MLJLinearModels.jl Comparing`fit!` and `evaluate!` for `LogisticClassifier` with scikit-learn

This issue is closely related to https://github.com/alan-turing-institute/MLJLinearModels.jl/issues/14

I'm trying to compare performance of fit! and evaluate! in Julia and analogous methods in scikit-learn in Python. The code and data are available by the link: https://gist.github.com/irublev/6e8f928ef78993922aa4b5d735bf3efc

What concerns Julia code, I run it in Windows 10, Julia version 1.6.1 (2021-04-23), MLJ v0.16.4, MLJBase v0.18.6, MLJLinearModels v0.5.4 (and the Python code was run in Python 3.8.6, scikit-learn 0.23.2, numpy 1.19.2).

And the results are as follows:

	Julia	Python
`fit!`/`fit`	`[ Info: Training Machine{LogisticClassifier,…} @116.` `0.211018 seconds (6.75 k allocations: 23.712 MiB)`	`Training took 0.07000088691711426 seconds`
`evaluate!`/`cross_val_score`	`Evaluating over 10 folds: 100%[=========================] Time: 0:00:01` `1.343403 seconds (94.58 k allocations: 232.942 MiB, 0.60% gc time)`	`Scoring took 0.5599837303161621 seconds`

It should be noted that the corresponding Julia code marked with @time (see https://gist.github.com/irublev/6e8f928ef78993922aa4b5d735bf3efc) was executed several times to exclude compilation time.

And the question I'd like to answer is why MLJ is 2.5-3 times slower than scikit-learn. I tried to make parameters of models in Julia and in Python as close as possible.

But I have not found the way to configure solvers. In Python we have the following list of parameters:

classifier.get_params()
Out[82]: 
{'C': 0.1,
 'class_weight': None,
 'dual': False,
 'fit_intercept': True,
 'intercept_scaling': 1,
 'l1_ratio': None,
 'max_iter': 100,
 'multi_class': 'auto',
 'n_jobs': None,
 'penalty': 'l2',
 'random_state': None,
 'solver': 'lbfgs',
 'tol': 0.0001,

Thus, we have here maximal number of iterations, tolerance, etc.
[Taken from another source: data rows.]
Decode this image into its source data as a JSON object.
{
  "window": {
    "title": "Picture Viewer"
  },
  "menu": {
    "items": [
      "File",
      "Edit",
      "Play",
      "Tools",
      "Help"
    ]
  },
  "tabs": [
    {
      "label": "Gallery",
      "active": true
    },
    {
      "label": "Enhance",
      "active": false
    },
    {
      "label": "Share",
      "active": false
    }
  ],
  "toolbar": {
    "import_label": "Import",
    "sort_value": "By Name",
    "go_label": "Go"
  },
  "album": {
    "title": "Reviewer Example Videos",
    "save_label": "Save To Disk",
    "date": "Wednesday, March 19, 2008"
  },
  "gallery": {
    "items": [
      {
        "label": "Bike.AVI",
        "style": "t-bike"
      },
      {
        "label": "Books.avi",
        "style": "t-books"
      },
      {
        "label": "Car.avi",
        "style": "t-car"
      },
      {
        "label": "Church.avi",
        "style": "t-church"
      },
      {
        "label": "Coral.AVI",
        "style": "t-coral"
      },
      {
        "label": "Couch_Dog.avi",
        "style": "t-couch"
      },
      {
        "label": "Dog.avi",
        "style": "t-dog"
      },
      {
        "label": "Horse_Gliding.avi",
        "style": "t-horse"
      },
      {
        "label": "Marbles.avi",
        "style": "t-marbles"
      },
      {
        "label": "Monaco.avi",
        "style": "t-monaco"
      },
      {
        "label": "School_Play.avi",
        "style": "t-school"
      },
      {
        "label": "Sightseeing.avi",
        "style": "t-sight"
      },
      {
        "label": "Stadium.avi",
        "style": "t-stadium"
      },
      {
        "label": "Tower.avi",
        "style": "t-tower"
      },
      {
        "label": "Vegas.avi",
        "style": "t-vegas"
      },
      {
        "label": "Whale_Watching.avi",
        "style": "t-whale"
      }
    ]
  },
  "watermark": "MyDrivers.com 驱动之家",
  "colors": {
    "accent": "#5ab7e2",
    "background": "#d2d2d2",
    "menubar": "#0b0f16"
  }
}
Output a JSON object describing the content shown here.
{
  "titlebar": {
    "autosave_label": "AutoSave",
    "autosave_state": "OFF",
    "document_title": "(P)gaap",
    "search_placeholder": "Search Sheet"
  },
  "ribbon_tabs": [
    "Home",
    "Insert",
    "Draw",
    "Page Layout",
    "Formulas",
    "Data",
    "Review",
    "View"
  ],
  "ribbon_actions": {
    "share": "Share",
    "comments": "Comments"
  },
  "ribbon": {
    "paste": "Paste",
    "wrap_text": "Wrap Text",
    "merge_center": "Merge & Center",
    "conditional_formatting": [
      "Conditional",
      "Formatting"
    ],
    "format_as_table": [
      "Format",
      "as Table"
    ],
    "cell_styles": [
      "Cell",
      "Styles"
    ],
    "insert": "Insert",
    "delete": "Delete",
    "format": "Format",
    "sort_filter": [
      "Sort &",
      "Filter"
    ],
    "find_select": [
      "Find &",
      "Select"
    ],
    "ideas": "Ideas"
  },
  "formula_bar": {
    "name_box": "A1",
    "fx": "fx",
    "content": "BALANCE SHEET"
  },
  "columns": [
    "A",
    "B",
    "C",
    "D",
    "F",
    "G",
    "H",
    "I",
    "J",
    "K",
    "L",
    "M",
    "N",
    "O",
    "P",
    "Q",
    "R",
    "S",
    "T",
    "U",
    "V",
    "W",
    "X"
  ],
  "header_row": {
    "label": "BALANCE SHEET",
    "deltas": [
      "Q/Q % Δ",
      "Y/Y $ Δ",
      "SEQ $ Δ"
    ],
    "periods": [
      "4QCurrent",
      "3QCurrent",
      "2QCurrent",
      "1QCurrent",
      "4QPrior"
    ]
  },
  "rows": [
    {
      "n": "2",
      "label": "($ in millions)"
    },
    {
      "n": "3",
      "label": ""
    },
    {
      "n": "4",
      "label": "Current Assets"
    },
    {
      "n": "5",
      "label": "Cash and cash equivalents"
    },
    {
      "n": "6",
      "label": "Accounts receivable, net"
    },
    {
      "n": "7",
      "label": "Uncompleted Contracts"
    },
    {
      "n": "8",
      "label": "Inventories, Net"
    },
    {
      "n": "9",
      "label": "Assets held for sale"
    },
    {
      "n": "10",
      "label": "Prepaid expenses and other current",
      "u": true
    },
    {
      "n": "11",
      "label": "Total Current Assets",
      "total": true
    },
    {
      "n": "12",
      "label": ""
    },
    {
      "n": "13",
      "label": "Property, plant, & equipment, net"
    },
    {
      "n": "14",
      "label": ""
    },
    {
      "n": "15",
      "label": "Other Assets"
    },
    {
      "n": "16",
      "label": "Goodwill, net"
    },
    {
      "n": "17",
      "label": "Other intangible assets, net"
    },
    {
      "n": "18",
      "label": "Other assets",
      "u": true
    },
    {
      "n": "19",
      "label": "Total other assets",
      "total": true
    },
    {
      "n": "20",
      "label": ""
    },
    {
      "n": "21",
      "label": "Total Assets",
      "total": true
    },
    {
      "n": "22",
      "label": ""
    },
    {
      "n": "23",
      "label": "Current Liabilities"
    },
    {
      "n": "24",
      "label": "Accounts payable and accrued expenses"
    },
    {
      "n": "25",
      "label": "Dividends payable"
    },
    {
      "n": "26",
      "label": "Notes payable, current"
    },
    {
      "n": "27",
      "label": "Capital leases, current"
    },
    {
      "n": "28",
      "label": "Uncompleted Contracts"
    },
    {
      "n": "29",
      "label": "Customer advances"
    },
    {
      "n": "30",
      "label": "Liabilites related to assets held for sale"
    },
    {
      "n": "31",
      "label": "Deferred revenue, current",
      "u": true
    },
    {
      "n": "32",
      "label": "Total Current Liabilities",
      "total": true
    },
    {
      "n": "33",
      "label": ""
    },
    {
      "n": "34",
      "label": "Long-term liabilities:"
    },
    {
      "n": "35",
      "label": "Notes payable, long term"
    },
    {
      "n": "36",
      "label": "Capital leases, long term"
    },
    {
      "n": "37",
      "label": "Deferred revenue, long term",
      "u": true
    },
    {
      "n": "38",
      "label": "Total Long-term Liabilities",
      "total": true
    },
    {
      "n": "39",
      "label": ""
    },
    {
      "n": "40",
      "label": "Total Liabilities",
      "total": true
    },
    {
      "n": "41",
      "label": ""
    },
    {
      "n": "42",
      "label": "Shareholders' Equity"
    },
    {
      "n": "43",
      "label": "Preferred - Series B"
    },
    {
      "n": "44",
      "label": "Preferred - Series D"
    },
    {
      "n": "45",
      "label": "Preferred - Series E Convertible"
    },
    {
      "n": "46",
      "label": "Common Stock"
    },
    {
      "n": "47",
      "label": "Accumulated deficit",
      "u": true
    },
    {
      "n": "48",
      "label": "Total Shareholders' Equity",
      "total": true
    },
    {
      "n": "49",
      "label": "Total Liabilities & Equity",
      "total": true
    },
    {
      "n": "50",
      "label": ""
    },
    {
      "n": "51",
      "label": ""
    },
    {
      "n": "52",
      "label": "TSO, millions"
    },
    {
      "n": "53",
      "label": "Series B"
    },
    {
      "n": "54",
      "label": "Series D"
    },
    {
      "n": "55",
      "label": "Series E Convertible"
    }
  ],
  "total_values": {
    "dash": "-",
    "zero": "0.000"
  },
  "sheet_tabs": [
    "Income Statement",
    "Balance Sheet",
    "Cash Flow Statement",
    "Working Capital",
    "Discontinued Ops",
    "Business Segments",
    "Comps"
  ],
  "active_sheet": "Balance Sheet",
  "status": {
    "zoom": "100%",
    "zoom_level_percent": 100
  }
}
And I'm not sure the comparison above is correct, because I do not know what are the values of the respective parameters for LFBGS solver in Julia.

Could you please say how to make sure that all is configured in Julia exactly as it is in Python? And what may be the reason for such performance of Julia? May it be improved somehow? It does not looke as expect on par or better as pointed in https://github.com/alan-turing-institute/MLJLinearModels.jl/issues/14

May 22 '21 17:05 irublev

A first note is that you're comparing MLJ to ScikitLearn, not just MLJLinearModels to ScikitLearn, this will incur additional overheads to do with data handling, MLJ has a more sophisticated treatment of your data than SKL and that takes a bit of time, mostly negligible when you move to larger datasets.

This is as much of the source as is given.